Infrared interferometric three-dimensional diagnosis of the atmospheric dynamics of the AGB star R Dor with VLTI/AMBER

TL;DR

This study uses infrared interferometry to create a three-dimensional map of the atmospheric dynamics of the AGB star R Dor, revealing outward motion in the outer atmosphere likely driven by dust radiation pressure or other dynamic processes.

Contribution

First 3D atmospheric dynamics diagnosis of an AGB star beyond the Sun using VLTI/AMBER, revealing detailed velocity fields and mass loss mechanisms.

Findings

Detected systematic outward motion at ~1.8 stellar radii.

Observed little motion in lower atmospheric layers.

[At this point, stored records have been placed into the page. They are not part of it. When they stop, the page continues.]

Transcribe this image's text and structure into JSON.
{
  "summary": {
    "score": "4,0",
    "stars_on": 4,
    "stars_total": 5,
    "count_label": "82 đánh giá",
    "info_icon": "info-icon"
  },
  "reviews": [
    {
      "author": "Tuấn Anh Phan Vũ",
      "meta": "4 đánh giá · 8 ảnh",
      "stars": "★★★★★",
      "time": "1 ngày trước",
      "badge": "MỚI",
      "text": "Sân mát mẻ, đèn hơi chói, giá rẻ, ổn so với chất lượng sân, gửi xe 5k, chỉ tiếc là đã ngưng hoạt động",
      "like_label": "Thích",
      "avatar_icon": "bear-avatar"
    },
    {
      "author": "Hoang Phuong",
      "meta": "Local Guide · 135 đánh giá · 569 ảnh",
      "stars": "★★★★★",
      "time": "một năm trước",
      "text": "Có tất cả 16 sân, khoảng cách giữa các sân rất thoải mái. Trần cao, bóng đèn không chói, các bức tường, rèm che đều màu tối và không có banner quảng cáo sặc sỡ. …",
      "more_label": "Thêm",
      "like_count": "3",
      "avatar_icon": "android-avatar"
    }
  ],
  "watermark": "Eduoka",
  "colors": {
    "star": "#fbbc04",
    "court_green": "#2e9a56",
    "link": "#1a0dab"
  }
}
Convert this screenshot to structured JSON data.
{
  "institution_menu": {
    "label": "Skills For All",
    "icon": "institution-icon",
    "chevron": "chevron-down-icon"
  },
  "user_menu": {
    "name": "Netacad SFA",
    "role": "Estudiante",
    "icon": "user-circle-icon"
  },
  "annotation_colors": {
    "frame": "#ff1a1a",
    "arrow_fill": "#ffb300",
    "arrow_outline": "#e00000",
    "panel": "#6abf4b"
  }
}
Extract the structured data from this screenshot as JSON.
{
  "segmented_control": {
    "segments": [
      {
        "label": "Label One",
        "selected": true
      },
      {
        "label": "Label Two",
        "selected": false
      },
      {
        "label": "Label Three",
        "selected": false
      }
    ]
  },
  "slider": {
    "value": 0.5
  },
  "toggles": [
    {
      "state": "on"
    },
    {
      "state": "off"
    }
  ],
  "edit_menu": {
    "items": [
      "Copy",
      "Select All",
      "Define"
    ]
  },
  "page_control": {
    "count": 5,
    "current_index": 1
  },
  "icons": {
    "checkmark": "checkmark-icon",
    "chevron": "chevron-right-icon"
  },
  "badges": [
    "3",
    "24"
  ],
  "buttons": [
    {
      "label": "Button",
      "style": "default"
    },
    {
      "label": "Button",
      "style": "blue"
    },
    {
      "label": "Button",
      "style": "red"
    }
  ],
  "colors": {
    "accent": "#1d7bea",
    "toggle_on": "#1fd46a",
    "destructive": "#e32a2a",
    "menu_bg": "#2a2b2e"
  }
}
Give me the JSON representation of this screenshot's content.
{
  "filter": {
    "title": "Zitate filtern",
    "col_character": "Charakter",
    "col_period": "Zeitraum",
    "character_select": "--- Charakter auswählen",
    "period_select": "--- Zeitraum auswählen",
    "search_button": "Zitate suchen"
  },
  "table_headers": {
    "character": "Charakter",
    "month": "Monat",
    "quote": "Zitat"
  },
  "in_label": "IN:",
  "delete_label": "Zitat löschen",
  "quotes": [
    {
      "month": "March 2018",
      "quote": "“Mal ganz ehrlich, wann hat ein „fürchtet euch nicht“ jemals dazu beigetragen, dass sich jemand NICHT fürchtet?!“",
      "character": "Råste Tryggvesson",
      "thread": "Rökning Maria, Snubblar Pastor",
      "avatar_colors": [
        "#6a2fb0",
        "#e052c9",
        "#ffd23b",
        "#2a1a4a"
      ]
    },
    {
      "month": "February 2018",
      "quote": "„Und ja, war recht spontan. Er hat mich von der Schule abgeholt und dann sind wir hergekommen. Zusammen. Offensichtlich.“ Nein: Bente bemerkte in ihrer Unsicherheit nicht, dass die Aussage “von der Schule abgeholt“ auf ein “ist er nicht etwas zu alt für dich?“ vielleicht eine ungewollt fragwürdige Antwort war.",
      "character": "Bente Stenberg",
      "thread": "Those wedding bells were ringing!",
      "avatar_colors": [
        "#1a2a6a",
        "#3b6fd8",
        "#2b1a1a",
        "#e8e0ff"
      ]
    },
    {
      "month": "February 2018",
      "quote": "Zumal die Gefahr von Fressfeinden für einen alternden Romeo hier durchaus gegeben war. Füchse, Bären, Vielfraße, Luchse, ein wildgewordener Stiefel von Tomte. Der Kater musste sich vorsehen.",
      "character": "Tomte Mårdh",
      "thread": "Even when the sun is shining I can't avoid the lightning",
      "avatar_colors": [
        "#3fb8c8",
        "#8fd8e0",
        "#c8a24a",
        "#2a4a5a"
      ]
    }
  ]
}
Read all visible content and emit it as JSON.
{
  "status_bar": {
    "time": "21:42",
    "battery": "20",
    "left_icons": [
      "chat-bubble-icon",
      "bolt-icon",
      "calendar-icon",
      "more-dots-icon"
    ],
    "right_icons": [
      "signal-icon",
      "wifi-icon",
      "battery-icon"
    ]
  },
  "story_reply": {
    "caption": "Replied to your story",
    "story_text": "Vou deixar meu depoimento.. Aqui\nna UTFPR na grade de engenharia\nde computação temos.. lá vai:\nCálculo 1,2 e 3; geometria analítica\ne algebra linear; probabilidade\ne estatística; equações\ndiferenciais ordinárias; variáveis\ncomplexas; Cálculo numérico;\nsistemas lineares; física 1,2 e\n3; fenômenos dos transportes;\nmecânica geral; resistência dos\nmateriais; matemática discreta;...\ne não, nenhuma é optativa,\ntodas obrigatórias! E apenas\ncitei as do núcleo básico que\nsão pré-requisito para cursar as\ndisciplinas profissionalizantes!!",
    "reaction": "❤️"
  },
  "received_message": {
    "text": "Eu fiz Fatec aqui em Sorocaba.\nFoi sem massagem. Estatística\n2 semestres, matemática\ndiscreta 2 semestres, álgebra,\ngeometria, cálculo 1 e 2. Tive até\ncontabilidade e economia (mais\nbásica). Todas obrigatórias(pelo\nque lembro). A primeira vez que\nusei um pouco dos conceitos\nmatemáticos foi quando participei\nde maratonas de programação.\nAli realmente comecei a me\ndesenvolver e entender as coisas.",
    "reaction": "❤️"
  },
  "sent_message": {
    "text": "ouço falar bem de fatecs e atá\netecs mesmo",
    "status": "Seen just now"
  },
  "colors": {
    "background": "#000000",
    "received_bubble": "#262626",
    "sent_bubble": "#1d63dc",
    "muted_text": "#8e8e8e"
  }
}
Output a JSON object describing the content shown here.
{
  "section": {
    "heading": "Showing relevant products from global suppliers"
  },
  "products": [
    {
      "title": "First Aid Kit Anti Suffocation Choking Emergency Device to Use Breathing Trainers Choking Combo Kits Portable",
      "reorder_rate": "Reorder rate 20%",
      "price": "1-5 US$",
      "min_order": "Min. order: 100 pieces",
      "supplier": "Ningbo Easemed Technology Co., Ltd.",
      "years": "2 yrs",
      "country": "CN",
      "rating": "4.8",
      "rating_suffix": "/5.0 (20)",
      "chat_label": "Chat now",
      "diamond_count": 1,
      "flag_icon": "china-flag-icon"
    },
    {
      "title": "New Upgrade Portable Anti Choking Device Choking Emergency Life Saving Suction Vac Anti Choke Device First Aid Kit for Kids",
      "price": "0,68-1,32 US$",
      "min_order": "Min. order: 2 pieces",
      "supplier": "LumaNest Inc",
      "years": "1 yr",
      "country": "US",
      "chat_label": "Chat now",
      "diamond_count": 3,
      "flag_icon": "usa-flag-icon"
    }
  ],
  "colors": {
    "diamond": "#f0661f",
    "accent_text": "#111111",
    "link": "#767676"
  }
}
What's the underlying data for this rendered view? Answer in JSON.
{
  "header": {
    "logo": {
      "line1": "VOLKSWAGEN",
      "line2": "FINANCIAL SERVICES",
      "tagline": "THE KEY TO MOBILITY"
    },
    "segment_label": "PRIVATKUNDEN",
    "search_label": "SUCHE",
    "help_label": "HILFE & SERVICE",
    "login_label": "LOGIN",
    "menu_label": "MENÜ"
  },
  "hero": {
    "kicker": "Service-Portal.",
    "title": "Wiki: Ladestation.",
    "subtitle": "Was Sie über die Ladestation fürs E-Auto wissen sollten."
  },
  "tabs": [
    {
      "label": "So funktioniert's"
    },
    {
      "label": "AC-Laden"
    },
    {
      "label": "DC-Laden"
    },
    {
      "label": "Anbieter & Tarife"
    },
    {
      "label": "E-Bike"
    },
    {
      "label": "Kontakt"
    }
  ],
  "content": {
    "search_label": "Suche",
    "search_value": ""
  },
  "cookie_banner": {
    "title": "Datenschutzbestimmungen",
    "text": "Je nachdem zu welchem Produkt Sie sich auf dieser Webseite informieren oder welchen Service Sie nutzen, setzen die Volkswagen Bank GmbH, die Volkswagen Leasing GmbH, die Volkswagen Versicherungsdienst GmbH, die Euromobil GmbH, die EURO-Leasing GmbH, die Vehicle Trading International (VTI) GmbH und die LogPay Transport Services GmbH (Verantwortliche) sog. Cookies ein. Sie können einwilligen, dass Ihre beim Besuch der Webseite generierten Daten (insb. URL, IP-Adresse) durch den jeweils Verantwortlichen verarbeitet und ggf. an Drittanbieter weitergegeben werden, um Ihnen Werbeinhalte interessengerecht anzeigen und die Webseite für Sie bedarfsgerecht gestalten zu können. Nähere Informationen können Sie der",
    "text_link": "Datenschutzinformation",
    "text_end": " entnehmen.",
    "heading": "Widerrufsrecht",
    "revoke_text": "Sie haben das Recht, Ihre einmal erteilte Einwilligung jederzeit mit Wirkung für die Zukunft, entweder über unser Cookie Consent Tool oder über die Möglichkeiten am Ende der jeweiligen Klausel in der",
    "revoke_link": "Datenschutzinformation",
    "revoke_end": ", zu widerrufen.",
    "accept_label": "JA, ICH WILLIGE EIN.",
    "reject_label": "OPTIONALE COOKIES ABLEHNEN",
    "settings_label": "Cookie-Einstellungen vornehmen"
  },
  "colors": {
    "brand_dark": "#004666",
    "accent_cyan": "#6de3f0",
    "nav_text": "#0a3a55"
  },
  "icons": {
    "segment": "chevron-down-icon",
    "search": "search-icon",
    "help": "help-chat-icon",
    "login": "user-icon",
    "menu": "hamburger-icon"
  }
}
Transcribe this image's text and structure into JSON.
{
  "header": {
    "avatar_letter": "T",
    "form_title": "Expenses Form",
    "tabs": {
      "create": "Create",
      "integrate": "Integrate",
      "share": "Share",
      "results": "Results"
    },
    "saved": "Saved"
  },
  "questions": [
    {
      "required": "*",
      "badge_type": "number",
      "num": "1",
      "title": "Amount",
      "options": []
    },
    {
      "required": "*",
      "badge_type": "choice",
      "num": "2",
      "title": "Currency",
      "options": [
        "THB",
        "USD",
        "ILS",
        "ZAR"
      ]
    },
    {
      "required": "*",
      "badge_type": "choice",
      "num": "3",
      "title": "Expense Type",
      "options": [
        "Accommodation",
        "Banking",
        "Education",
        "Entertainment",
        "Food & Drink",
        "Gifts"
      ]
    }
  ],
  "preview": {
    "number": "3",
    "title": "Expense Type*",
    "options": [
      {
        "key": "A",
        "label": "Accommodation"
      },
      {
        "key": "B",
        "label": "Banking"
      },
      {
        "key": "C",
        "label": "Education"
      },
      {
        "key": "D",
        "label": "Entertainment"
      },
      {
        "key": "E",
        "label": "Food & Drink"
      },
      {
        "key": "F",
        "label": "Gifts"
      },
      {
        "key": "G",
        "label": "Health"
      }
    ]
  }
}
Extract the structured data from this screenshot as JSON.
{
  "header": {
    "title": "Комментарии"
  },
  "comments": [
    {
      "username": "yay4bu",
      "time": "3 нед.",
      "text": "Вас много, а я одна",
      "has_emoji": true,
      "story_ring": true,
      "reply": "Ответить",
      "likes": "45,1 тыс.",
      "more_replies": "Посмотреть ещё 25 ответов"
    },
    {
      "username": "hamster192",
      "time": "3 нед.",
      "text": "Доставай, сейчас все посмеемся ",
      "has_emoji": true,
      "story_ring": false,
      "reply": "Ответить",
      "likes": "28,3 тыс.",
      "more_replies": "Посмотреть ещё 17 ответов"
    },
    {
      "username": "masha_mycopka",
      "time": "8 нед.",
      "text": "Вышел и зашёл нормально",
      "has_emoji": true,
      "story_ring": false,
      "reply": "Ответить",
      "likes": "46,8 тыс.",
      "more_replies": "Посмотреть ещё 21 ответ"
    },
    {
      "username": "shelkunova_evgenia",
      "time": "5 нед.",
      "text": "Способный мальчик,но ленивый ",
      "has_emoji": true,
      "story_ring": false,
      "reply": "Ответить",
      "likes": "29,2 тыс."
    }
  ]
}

Suggested radiation pressure on dust as a driver of mass loss.

Abstract

The mechanism of mass loss in late evolutionary stages of low- and intermediate-mass stars is not yet well understood. Therefore, it is crucial to study the dynamics of the region within a few stellar radii, where the wind acceleration is considered to take place. We present three-dimensional diagnosis of the atmospheric dynamics of the closest asymptotic giant branch (AGB) star R Dor from the low photospheric layers to the extended outer atmosphere--for the first time for a star other than the Sun. The images reconstructed with a spatial resolution of 6.8 mas--seven times finer than the star's angular diameter of 51.2 mas in the continuum--using the AMBER instrument at the Very Large Telescope Interferometer show a large, bright region over the surface of the star and an extended atmosphere. The velocity-field maps over the star's surface and atmosphere obtained from the Mg and H2O lines near 2.3 micron forming at atmospheric heights below ~1.5 stellar radii show little systematic motion beyond the measurement uncertainty of 1.7 km/s. In marked contrast, the velocity-field map obtained from the CO first overtone lines reveals systematic outward motion at 7--15 km/s in the extended outer atmosphere at a height of ~1.8 stellar radii. Given the detection of dust formation at ~1.5 stellar radii, the strong acceleration of material between ~1.5 and 1.8 stellar radii may be caused by the radiation pressure on dust grains. However, we cannot yet exclude the possibility that the outward motion may be intermittent, caused by ballistic motion due to convection and/or pulsation.